Na problem noszenia szafy naprawdę nie ma co strzępić języka. Jeśli dla kogoś feminizm i walka o prawa kobiet sprowadza się do tego, kto gdzie wnosi szafę to chyba nie ma o czym rozmawiać.
To nie jest coś złego, że w czymś jesteśmy gorsi - oczywiście, że tak. Warto mieć świadomość swoich słabości i prosić o pomoc. Tylko, że one nie mają nic wspólnego z płcią. To, że jestem kobietą nie sprawia, że z automatu jestem gorsza z matmy. A to, że ktoś jest facetem, nie oznacza, że nie maluje paznokci albo że jest silny fizycznie.
“Nie do końca wiem o co współczesny feminizm tak do końca walczy” - mówi Ania. Właśnie. I to chyba zamyka dyskusję o tym filmie.
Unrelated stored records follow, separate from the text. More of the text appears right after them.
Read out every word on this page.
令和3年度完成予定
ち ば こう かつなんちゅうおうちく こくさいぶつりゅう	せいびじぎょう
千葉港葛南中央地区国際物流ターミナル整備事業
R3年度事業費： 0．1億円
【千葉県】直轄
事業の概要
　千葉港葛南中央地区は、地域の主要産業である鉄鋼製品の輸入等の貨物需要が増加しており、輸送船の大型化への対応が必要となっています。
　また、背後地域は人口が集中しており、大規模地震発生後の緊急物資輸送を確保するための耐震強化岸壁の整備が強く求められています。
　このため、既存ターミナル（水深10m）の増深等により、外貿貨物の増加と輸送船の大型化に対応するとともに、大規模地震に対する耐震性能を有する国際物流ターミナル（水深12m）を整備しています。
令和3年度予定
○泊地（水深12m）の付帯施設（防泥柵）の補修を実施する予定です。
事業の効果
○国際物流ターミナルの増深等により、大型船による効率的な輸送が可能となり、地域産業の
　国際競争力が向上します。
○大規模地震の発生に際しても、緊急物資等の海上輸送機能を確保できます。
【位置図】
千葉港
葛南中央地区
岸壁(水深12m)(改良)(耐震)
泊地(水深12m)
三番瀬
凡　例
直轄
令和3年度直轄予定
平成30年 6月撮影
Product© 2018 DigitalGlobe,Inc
A na pewno powinno zamknąć usta komuś, kto chce zrobić filmik o feminizmie.
I znowu - “osobiście nie czułam się dyskryminowana” - ogłaszają dziewczyny. Ale wy, to nie wszyscy. I kto tu jest zorientowany na “ja”?
Ola radzi też nam, że jeśli facet ci przerywa, to możesz go upomnieć, ale “z pełnią pokory” i przepraszając. Bo rozumiem, że inaczej to by się obraził? A to podobno feministki tak się strasznie obrażają. Żeby była jasność - jak ktoś mi przerywa, jest dla mnie chamski, czy w jakikolwiek sposób zachowuje się źle to odpowiadam stosownie do sytuacji - kulturalnie, ostro, zależy co się dzieje. Ale na pewno nie “z pełnią pokory”.